Father-to-be David Wiseman described how a bullet went straight through his lung before lodging in his back, but passed between a major artery and nerve, missing them by a few millimetres.

“It would have been very much more serious if either had been hit,” said Capt Wiseman, 27, of Tadcaster.

He was serving in Helmand Province with the 2nd Battalion of the Yorkshire Regiment when he was wounded while out on patrol last month.

“It was miraculous really,” Capt Wiseman said. “My boys did very, very well. They provided protection until a chopper arrived within 15 minutes. I was on an operating table within 35 minutes to undergo emergency trauma surgery.”

Capt Wiseman, a former Tadcaster Grammar School pupil, was then flown back to England for further surgery at Selly Oak Hospital in Birmingham.
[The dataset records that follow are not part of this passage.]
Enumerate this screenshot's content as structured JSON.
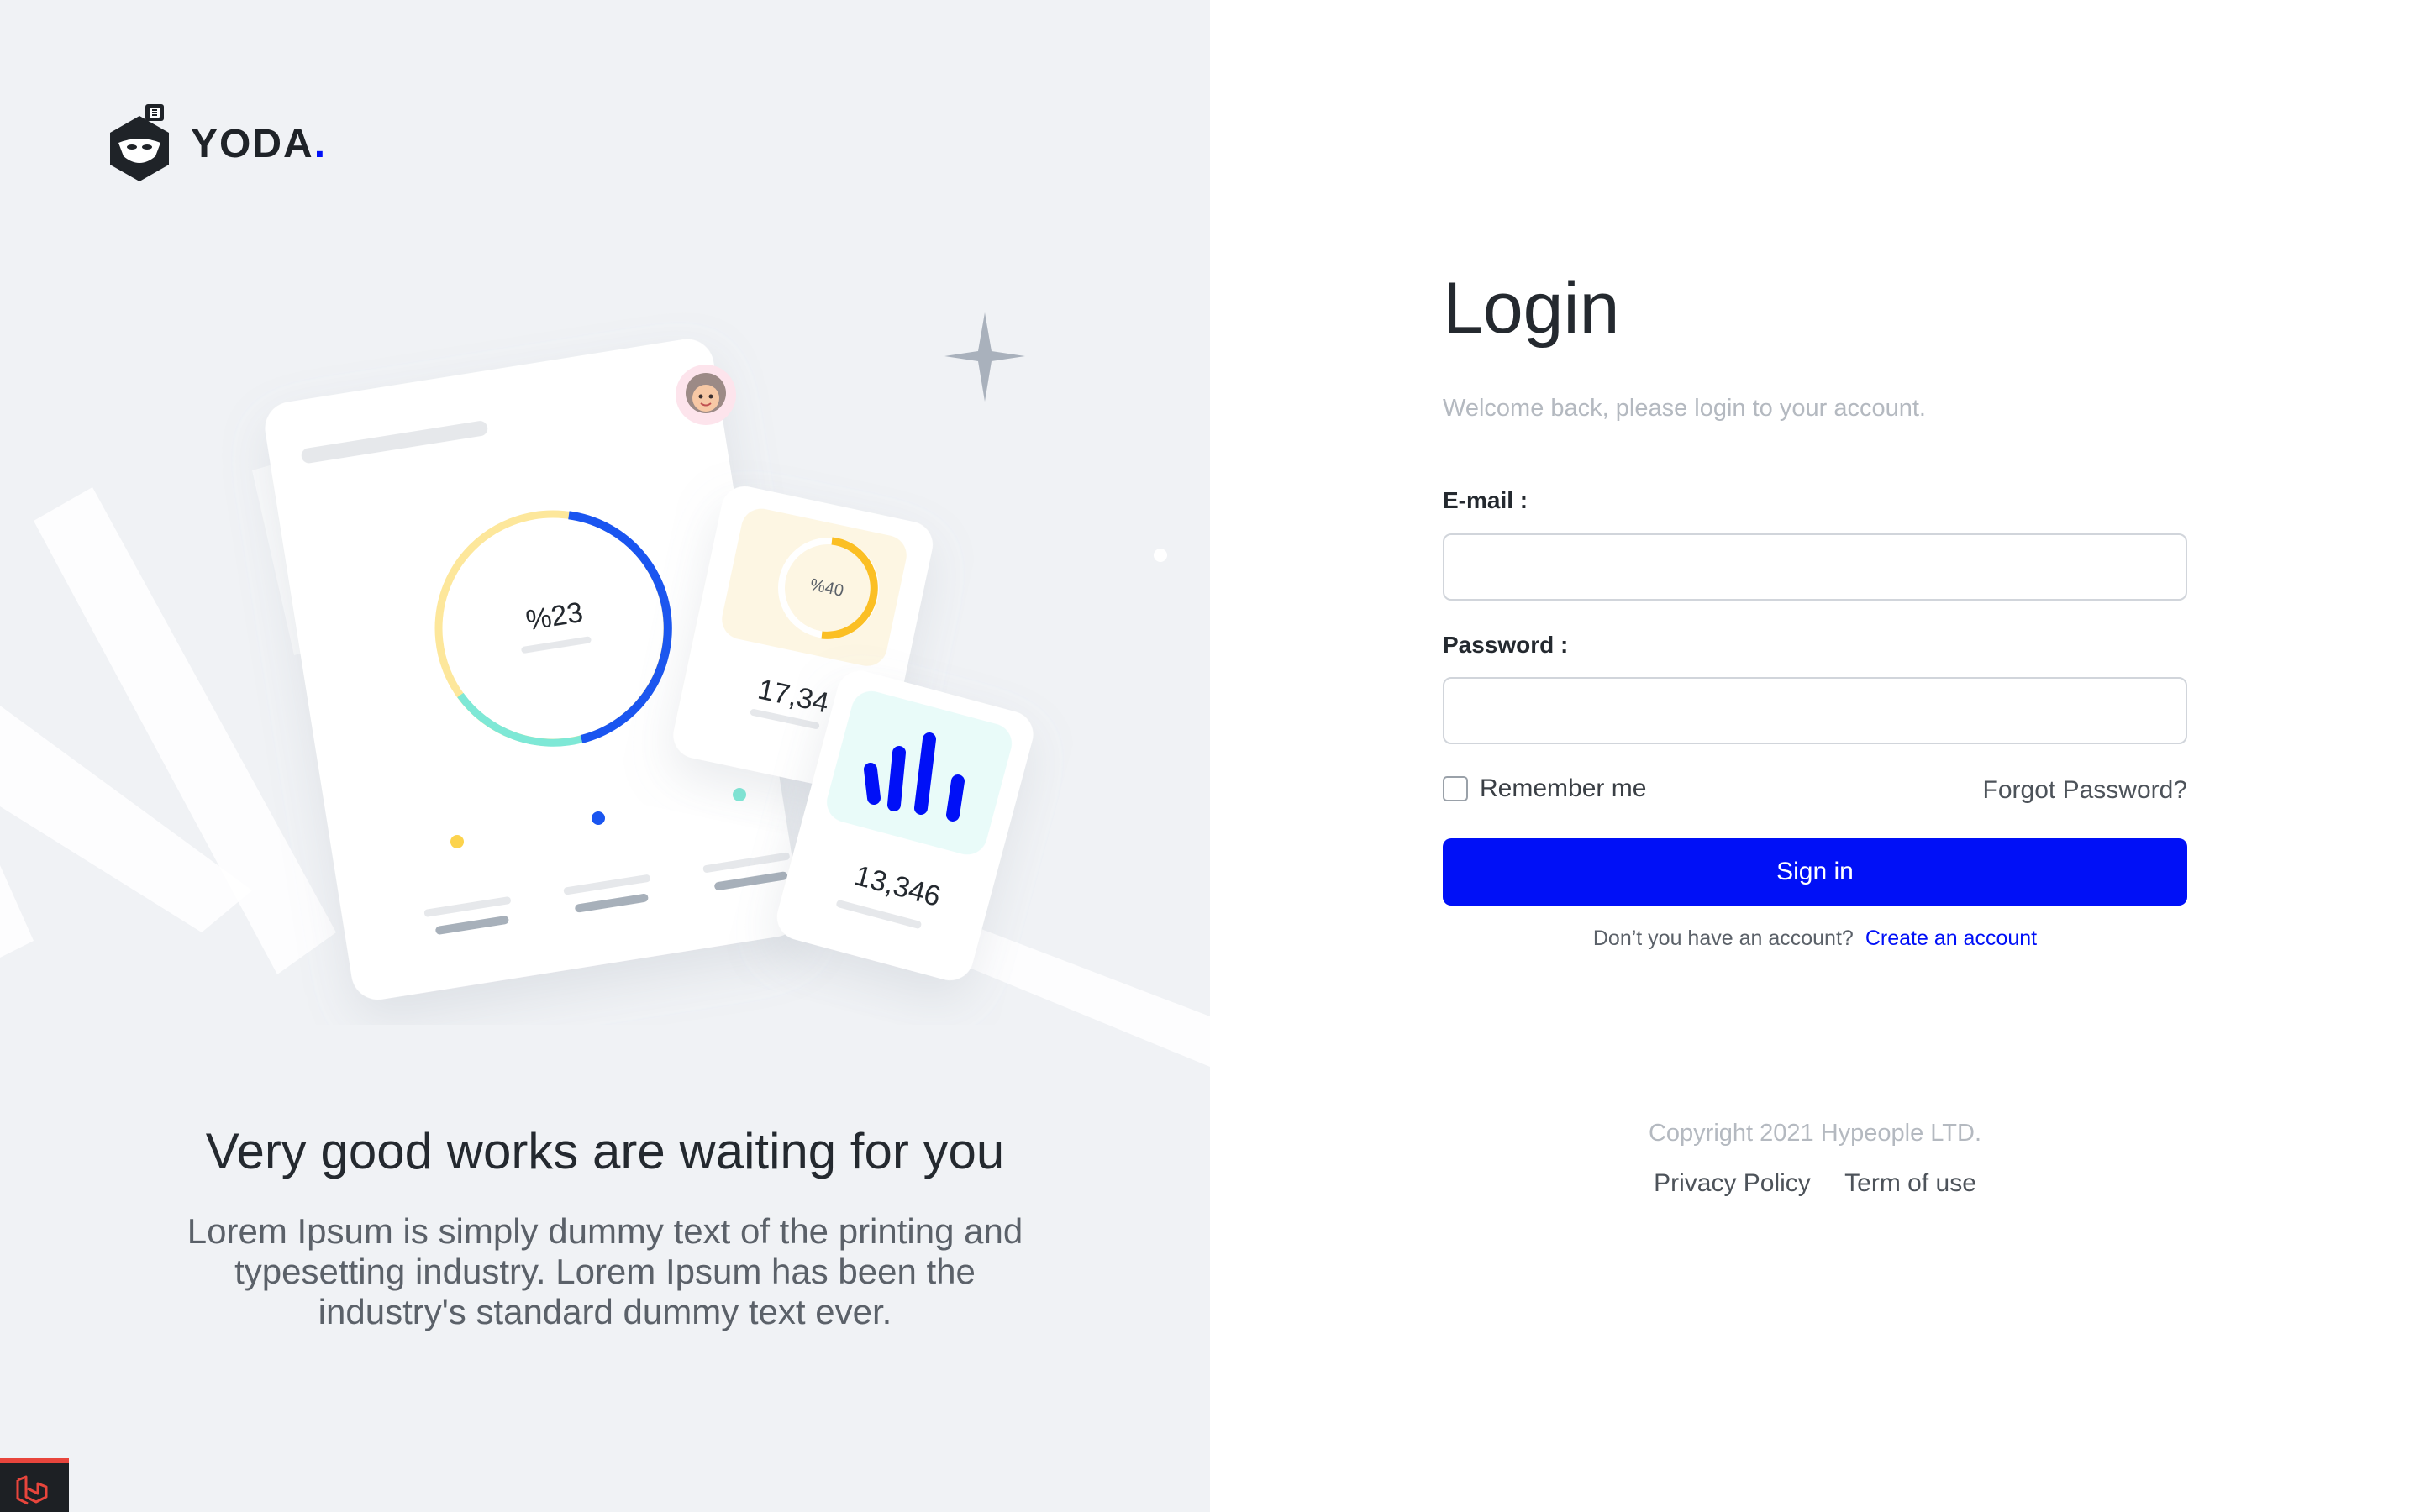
{
  "brand": {
    "name": "YODA",
    "dot": ".",
    "accent_color": "#0010f7"
  },
  "hero": {
    "tagline": "Very good works are waiting for you",
    "description": "Lorem Ipsum is simply dummy text of the printing and typesetting industry. Lorem Ipsum has been the industry's standard dummy text ever."
  },
  "illustration": {
    "donut_label": "%23",
    "small_gauge_label": "%40",
    "card_value_1": "17,34",
    "card_value_2": "13,346"
  },
  "login": {
    "title": "Login",
    "subtitle": "Welcome back, please login to your account.",
    "email_label": "E-mail :",
    "email_value": "",
    "password_label": "Password :",
    "password_value": "",
    "remember_label": "Remember me",
    "remember_checked": false,
    "forgot_label": "Forgot Password?",
    "signin_label": "Sign in",
    "no_account_text": "Don’t you have an account?",
    "create_account_label": "Create an account"
  },
  "footer": {
    "copyright": "Copyright 2021 Hypeople LTD.",
    "privacy_label": "Privacy Policy",
    "terms_label": "Term of use"
  },
  "icons": {
    "logo": "ninja-shield-icon",
    "sparkle": "star-sparkle-icon",
    "avatar": "avatar-face-icon",
    "corner": "laravel-icon"
  }
}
Doctors decided it was safer to leave the bullet lodged inside him than try to remove it.

“I was in intensive care for two days and then spent a further two weeks in hospital,” he said. He was allowed to return to his family home in Tadcaster just over a week ago to begin recuperating, and will be there over Christmas.
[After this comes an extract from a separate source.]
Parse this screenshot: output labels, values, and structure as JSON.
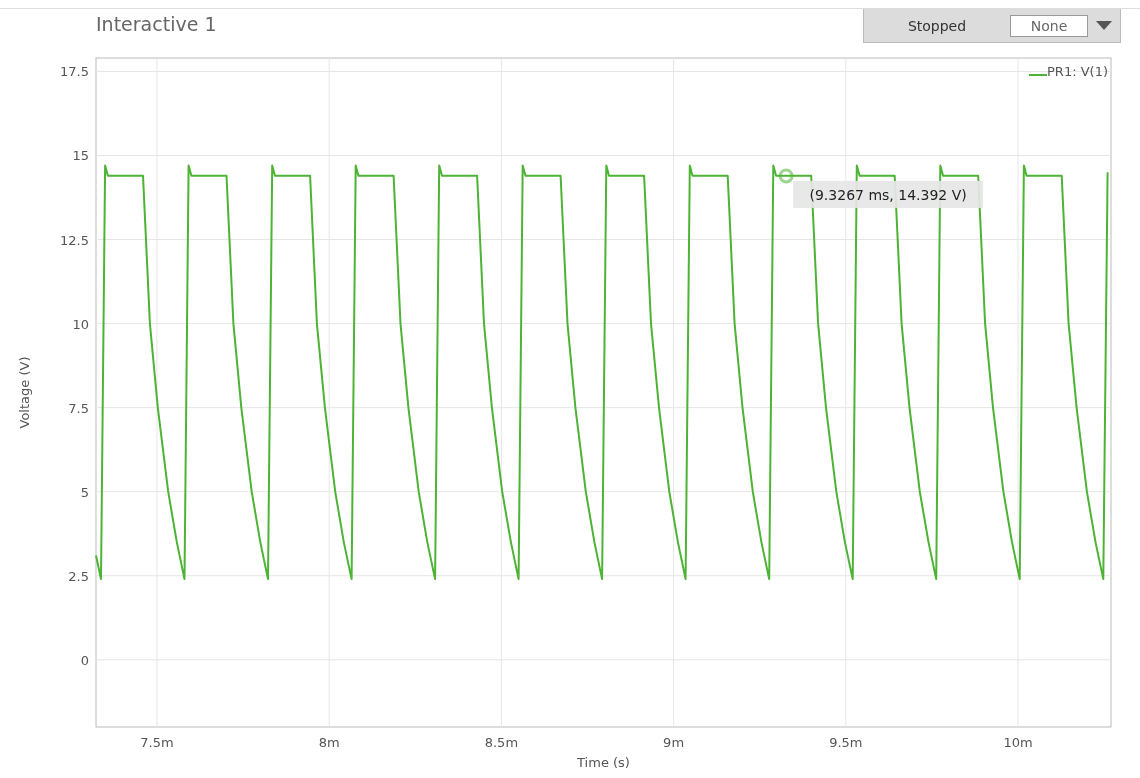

“A lot of soldiers being treated at Selly Oak are recovering much more quickly than doctors would normally expect, because they are such fit young men.”

He said his prognosis was good, and he fully intended to return to active duty when his recovery was complete.

“They are expecting a very good recovery. I am actually very fortunate compared to what many other soldiers have gone through.”

Capt Wiseman said he had joined the army in 2006 and had been two months into a six-month tour of duty in Afghanistan when he was injured on November 15.

He said he had been working alongside Afghan soldiers and had been in command of nine British soldiers and a company of Afghans out on a daily patrol when they were engaged by PKM machine guns and several AK automatic rifles and he was hit in the chest.

Such firefights were a daily occurrence, and it was inevitable that soldiers would sometimes be wounded in such circumstances. His wife Lucy, who is expecting their first child next year, wanted to stress how well the army had looked after her family's welfare throughout his stay in hospital and beyond.

“She was on the first plane possible from our home in Germany to be at Birmingham when I arrived there,” he said.

“Lucy and the rest of my family were accommodated locally for my entire stay and were very well looked after indeed.

“I’m just thinking about my team and their families over Christmas and wishing them all the best.”